MilesCranmer / SymbolicRegression.jl

Distributed High-Performance Symbolic Regression in Julia
https://astroautomata.com/SymbolicRegression.jl/dev/
Apache License 2.0
611 stars 77 forks source link

(Non-)negative custom loss functions #81

Open marknovak opened 2 years ago

marknovak commented 2 years ago

Please forgive me if I'm missing something basic, but is there a reason that custom loss functions aren't allowed to go negative? I'm using PySR 0.7.9.

RuntimeError: <PyCall.jlwrap (in a Julia function called from Python)
JULIA: DomainError with -5.748968e30:
Your loss function must be non-negative.

Is there something specific in the context of PySR that prevents the use of negative loss functions? My question stems from wanting to use a Poisson loss (e.g., deviance "loss(x, y) = 2 * (x * log(x / y) + y - x)" or likelihood loss(x, y) = y - x * log(y)). These and the like seem to be used in other ML contexts too (e.g., https://www.tensorflow.org/api_docs/python/tf/keras/losses/Poisson and https://github.com/JuliaML/LossFunctions.jl/).

(I presume it must have something to do with the choice of the underlying optimizer that's being used. If that choice is inflexible, then perhaps it would be useful to explain the requirement in the docs regarding custom loss functions, which I see from other Issue responses are a work-in-progress.)

Thanks!

MilesCranmer commented 2 years ago

The reason loss functions must be positive is because the logarithm of the loss is taken when computing the accuracy/complexity tradeoff. This metric computing the accuracy/complexity tradeoff was originally defined assuming mean-square error loss, but it is also used for any other loss function, and is equal to -d(log(loss))/d(complexity) (i.e., the maximal decrease in log(loss) over an increase in complexity). This metric doesn't have any rigorous theory behind it, it is simply a metric commonly used in SR (I first saw it in Schmidt+Lipson 2009, but it might have been around earlier) for finding the "true" equation from a list of most accurate equations at each complexity. However, because this is log(loss), the loss must be positive.

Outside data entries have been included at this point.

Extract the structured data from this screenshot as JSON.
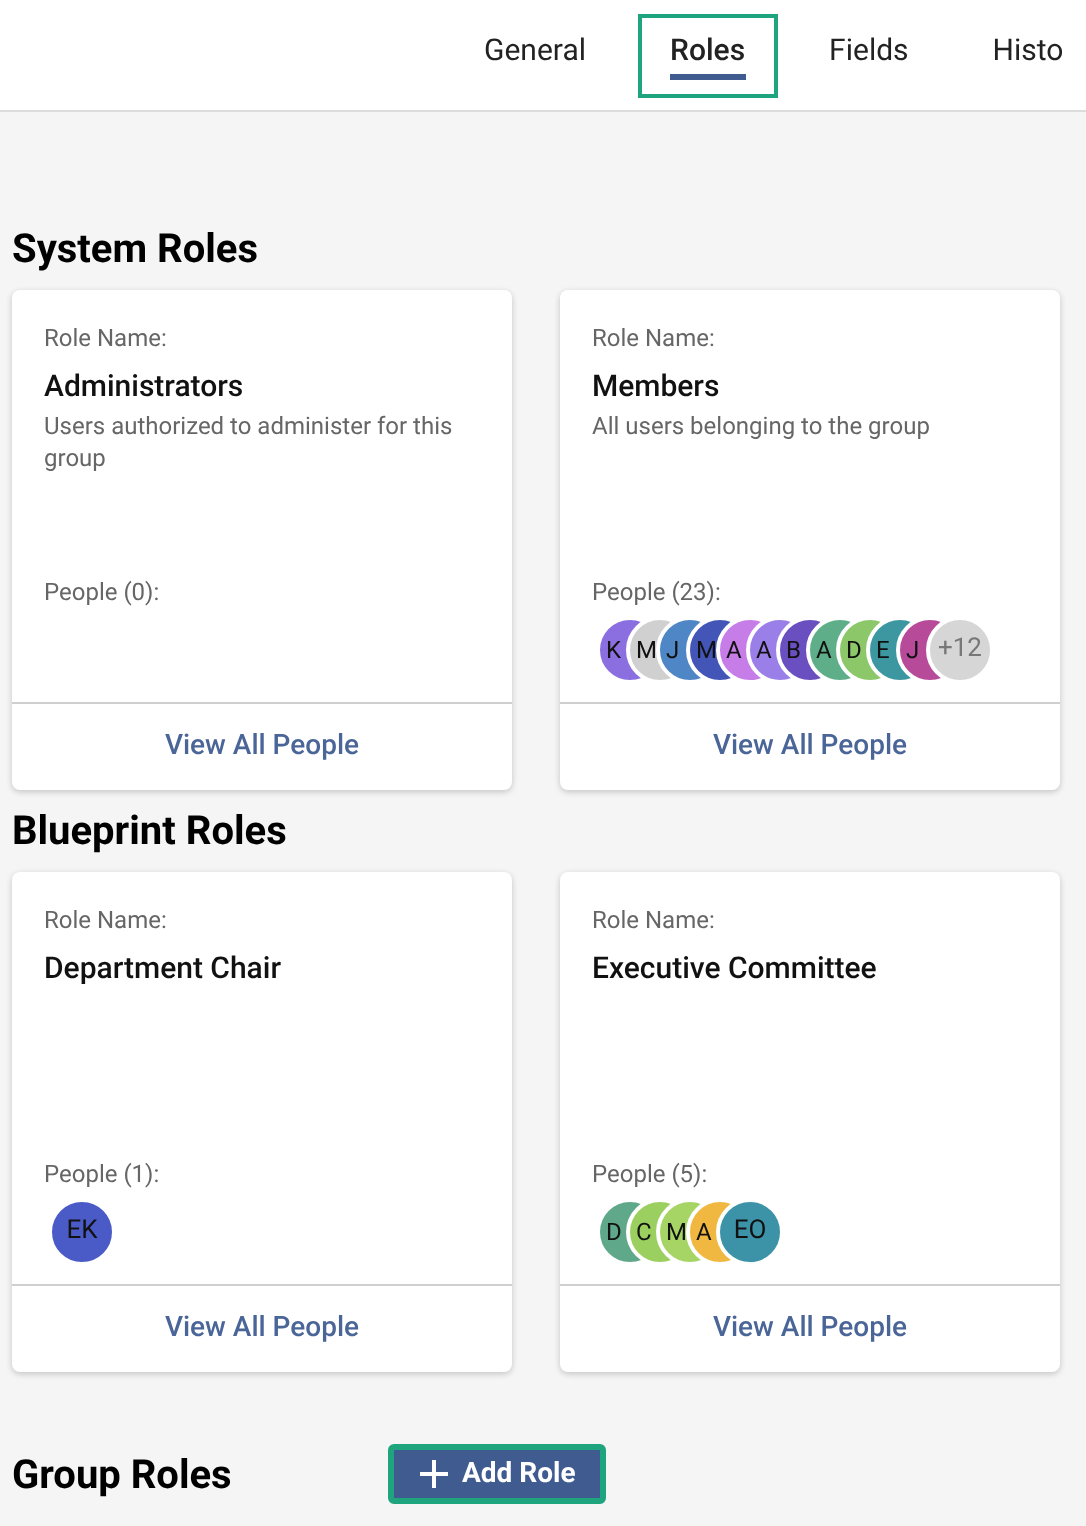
{
  "tabs": [
    {
      "label": "General",
      "selected": false,
      "focused": false
    },
    {
      "label": "Roles",
      "selected": true,
      "focused": true
    },
    {
      "label": "Fields",
      "selected": false,
      "focused": false
    },
    {
      "label": "Histo",
      "selected": false,
      "focused": false
    }
  ],
  "sections": [
    {
      "title": "System Roles",
      "roles": [
        {
          "role_label": "Role Name:",
          "name": "Administrators",
          "description": "Users authorized to administer for this group",
          "people_label": "People (0):",
          "link": "View All People"
        },
        {
          "role_label": "Role Name:",
          "name": "Members",
          "description": "All users belonging to the group",
          "people_label": "People (23):",
          "avatars": [
            {
              "kind": "person",
              "initials": "K",
              "color": "#8b6fe0"
            },
            {
              "kind": "person",
              "initials": "M",
              "color": "#d0d0d0"
            },
            {
              "kind": "person",
              "initials": "J",
              "color": "#4f86c6"
            },
            {
              "kind": "person",
              "initials": "M",
              "color": "#4356b8"
            },
            {
              "kind": "person",
              "initials": "A",
              "color": "#c77de8"
            },
            {
              "kind": "person",
              "initials": "A",
              "color": "#9b7fe8"
            },
            {
              "kind": "person",
              "initials": "B",
              "color": "#6a4fc0"
            },
            {
              "kind": "person",
              "initials": "A",
              "color": "#5fae8a"
            },
            {
              "kind": "person",
              "initials": "D",
              "color": "#8cc86a"
            },
            {
              "kind": "person",
              "initials": "E",
              "color": "#3c97a0"
            },
            {
              "kind": "person",
              "initials": "J",
              "color": "#b84a9a"
            },
            {
              "kind": "more",
              "initials": "+12",
              "color": "#d6d6d6"
            }
          ],
          "link": "View All People"
        }
      ]
    },
    {
      "title": "Blueprint Roles",
      "roles": [
        {
          "role_label": "Role Name:",
          "name": "Department Chair",
          "people_label": "People (1):",
          "avatars": [
            {
              "kind": "person",
              "initials": "EK",
              "color": "#4a5bc8"
            }
          ],
          "link": "View All People"
        },
        {
          "role_label": "Role Name:",
          "name": "Executive Committee",
          "people_label": "People (5):",
          "avatars": [
            {
              "kind": "person",
              "initials": "D",
              "color": "#5fa88a"
            },
            {
              "kind": "person",
              "initials": "C",
              "color": "#9bd060"
            },
            {
              "kind": "person",
              "initials": "M",
              "color": "#a6d465"
            },
            {
              "kind": "person",
              "initials": "A",
              "color": "#f0b840"
            },
            {
              "kind": "person",
              "initials": "EO",
              "color": "#3c93a8"
            }
          ],
          "link": "View All People"
        }
      ]
    }
  ],
  "group_roles": {
    "title": "Group Roles",
    "button": {
      "label": "Add Role",
      "focused": true
    }
  }
}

This metric doesn't actually affect the search itself, so if you desire a negative loss, maybe you could wrap it with an exponential? i.e., "loss(x, y) = exp(2 * (x * log(x / y) + y - x))". Unless you are using annealing, any monotonic transform applied to the loss will not affect the search in any way.

Yes, apologies for the lack of documentation on this particular part of the library!

MilesCranmer commented 2 years ago

In the meantime I have added a better error message on this, suggesting that the user wrap their loss function with exp.

marknovak commented 2 years ago

Perfect. Thanks! (And no need for apologies!)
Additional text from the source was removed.